NHS reforms

19.12.18

Hundreds of patients a year harmed due to lack of safety directives as staff face ‘unmanageable’ pressures

‘Never events’ and avoidable harm to patients continue to happen across the NHS because doctors and nurses are too busy to enforce safety directives, a scathing report by the health inspectorate has found.

The CQC’s national report, ‘Opening the door to change,’ revealed that patients in hospitals and in surgery are being exposed to increased risk because NHS staff struggling with “unmanageable” workloads are unable to implement safety alerts.

Around 500 people each year are still suffering from ‘never events’ – serious and completely avoidable lapses in patient safety that can cause injuries or even death – with busy surgeons operating on wrong body parts and swabs being left inside someone during their procedure.

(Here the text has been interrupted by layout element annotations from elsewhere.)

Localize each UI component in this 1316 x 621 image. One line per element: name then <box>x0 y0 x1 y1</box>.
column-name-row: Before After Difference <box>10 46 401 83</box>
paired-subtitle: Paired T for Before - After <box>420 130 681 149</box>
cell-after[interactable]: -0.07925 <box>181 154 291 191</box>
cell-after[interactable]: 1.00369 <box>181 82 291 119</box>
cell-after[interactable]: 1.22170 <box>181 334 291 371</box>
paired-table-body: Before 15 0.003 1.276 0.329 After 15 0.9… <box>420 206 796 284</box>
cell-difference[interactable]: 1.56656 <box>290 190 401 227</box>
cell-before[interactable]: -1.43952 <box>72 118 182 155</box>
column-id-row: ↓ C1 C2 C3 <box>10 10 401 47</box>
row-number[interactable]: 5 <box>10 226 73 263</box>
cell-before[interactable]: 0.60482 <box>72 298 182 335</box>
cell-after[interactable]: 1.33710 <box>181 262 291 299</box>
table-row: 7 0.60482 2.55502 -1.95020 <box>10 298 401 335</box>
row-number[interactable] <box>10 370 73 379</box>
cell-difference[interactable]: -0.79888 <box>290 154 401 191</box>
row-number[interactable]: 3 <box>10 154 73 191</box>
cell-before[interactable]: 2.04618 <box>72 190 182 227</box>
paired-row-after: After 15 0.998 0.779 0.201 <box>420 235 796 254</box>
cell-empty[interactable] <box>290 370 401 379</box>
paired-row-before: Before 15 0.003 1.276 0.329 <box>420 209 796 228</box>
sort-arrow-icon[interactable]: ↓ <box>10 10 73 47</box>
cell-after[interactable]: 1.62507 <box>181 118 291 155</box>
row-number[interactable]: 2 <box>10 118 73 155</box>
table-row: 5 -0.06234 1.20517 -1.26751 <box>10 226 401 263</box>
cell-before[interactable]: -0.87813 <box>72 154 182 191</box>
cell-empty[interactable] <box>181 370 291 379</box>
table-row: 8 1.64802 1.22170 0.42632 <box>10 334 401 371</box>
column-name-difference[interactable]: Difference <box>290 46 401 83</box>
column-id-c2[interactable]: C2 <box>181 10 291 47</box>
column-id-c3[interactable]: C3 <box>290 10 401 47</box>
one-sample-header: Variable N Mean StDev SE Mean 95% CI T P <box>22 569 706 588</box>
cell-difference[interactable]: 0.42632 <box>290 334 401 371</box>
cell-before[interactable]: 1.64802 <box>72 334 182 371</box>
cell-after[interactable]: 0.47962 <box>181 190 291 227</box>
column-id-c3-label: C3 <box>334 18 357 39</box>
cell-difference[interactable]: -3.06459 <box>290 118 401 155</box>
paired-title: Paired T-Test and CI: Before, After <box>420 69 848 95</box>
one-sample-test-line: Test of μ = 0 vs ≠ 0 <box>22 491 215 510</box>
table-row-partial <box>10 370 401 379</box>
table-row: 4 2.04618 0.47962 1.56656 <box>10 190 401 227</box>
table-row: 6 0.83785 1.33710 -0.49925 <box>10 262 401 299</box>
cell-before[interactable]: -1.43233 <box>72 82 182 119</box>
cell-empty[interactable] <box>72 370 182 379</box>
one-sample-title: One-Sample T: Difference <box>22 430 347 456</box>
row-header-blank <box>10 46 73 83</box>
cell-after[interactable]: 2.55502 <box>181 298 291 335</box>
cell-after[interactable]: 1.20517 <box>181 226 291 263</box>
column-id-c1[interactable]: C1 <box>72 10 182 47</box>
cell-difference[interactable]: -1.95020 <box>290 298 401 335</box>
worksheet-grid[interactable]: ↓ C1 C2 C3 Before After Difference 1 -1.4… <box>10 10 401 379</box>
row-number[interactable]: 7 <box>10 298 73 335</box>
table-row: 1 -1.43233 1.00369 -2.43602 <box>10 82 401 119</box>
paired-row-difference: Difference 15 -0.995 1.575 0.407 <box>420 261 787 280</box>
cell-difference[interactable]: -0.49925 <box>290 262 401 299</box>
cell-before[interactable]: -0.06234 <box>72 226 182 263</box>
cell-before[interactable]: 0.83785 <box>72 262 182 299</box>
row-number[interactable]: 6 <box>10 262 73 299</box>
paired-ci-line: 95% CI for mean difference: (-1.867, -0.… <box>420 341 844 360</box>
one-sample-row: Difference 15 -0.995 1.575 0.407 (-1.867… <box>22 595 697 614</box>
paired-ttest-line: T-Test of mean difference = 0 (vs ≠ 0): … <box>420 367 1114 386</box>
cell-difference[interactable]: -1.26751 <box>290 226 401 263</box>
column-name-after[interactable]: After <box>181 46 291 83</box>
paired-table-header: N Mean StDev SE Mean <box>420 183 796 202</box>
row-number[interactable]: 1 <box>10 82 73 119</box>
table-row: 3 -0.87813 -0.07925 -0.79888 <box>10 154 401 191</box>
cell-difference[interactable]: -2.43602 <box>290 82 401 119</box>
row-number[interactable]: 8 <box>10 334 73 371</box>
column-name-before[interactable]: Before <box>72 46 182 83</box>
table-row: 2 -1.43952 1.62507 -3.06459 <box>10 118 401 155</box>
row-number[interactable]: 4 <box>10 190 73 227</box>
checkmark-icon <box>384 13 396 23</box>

The findings come from a review of patient safety ordered by former health secretary Jeremy Hunt, and in response the CQC has called for a change in culture within the NHS.

The NHS inspector said that too many people are being unnecessarily injured because the NHS is not supported by sufficient training, and because the complexity of the current patient safety systems makes it difficult to ensure safety is at the forefront of everything they do.

Staff shortages, a high turnover of personnel, and confusion over the array of NHS bodies are all contributing to the high incidence of never events.

With the number of never events rising from 290 in 2012-13 to 468 last year, the figures raise questions over how much safer NHS care has become after a flurry of initiatives introduced across the NHS.

The CQC’s chief inspector of hospitals, Ted Baker, said: “NHS staff do a remarkable job to keep patients safe. But despite their best efforts, never events and other patient safety incidents continue to happen.

“In theory these events are entirely preventable: in practice too many patients suffer harm.

“Staff know that what they do carries risk, but the culture in which they work is one that views itself as essentially safe, where errors are considered exceptional, and where rigid hierarchical structures make it hard for staff to speak up about potential safety issues or raise concerns.

“We know there is a strong commitment to patient safety within our NHS and we must support staff to give safety the priority it deserves.”

The review, which was based on evidence gathered by inspectors during visits to 18 NHS trusts, identifies the need for a new programme of training and a change in culture to a more safety-centred approach.

NHS Provider’s head of policy Amber Jabbal welcomed the report, and stated: “Patient safety will always be a top priority for the NHS and CQC make clear that NHS staff are committed to ensuring that patients are kept as safe as possible.

“However, the CQC also found that funding, rising demand and workforce challenges make it difficult to learn from incidents and make changes effectively amid so many competing priorities, and that the current NHS approach to patient safety improvement adds confusion on top of these pressures.”